As far as the vast majority of us are concerned, there’s not much to worry about. Nobody at the NSA is interested in the call you made to your Mom, or even to the call you made to your mistress. Don’t kid yourself: you’re not that interesting.I've got news for Mr. du Toit: I'm plenty freakin' interesting. I'm so interesting that the Founding Fathers thought I was the most interesting person in the country, and they wrote a whole list of things the .gov couldn't do to me, some of which involved searches and warrants and stuff. Anything that makes folks twitchy on that angle deserves a better defense than "They won't stick it in too far."
Second, of course, is the whole usual "Terminally Stupid", "bloviating", "clueless" nature of folks on the other side of the debate. Now, I know that the whole vein-pounding-in-the-forehead, spittle-on-the-monitor thing is as much a part of his schtick as it is mine, but at the same time, one needs to look at the folks one is calling names. I mean (to use just a couple examples,) SayUncle and Marko are neither one of them exactly stool pigeons for the Democrat National Committee. Plus, I know them both in meatspace as well as via their writing, and would feel pretty comfortable putting either one up against Kim in a spellin' bee, so the "Stupid" insults ring a little hollow here.
A better tack to take would be this: 1) Does this really surprise anyone? I read The Anarchist's Cookbook for the first time back in seventh or eighth grade, and I clearly remember it saying "Never say anything on the phone you wouldn't say to a cop's face." Now, I wasn't particularly anarchic or criminal or anything as a middle-schooler, but that's the kind of advice that tends to stick with one. When someone tells me that Big Brother's been jotting down my call logs, it's hard for me to be shocked when I've subconciously held the idea from childhood that he was listening to all of them. And 2) Even in a perfect Libertarian wolkencuckcuckland, the telcos are private entities and you won't own the wire your call is going over or the electricity that's vibrating it. What's to keep Ma Bell from selling that data to a market research firm, or your boss, or Dr. Evil?

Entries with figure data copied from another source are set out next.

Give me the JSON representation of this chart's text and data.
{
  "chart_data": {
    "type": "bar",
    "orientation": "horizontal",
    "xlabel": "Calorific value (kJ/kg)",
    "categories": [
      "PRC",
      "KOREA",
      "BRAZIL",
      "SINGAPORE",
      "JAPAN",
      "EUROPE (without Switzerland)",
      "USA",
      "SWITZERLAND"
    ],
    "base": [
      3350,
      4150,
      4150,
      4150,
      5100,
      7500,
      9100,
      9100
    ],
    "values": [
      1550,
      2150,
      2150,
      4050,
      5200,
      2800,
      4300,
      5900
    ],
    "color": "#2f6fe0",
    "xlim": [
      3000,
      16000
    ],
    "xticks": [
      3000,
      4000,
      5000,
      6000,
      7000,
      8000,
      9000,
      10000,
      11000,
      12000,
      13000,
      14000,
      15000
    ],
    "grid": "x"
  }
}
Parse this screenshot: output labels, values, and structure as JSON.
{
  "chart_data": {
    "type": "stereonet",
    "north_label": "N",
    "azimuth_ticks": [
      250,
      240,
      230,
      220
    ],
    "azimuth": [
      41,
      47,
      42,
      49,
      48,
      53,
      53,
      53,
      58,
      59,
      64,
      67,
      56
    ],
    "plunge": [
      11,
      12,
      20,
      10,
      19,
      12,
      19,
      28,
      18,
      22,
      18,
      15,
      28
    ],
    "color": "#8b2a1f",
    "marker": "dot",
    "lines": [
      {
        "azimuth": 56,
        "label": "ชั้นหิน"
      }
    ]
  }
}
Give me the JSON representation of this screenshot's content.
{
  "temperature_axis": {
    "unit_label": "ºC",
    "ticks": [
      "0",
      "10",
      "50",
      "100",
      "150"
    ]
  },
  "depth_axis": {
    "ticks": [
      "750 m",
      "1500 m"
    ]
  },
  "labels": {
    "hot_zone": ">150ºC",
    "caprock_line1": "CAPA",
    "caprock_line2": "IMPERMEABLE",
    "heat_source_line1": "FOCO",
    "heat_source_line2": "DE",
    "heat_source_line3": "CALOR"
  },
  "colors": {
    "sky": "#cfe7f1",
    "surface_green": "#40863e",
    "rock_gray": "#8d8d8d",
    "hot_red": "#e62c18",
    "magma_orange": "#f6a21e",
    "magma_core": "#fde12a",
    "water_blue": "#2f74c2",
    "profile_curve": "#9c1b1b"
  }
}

Anyhow, while I see where Kim's trying to come from, his last paragraph,
But I have to tell you, I am really glad that someone at the NSA was doing their job, and began to collect the data a long time ago—because otherwise it would now be gone, and we’d be behind the curve, just as we were on 9/10/2001.stinks a bit too much of Victory Gin at the Chestnut Tree Cafe for my tastes. While I'm not as outraged as Marko or SayUncle, I wish I was.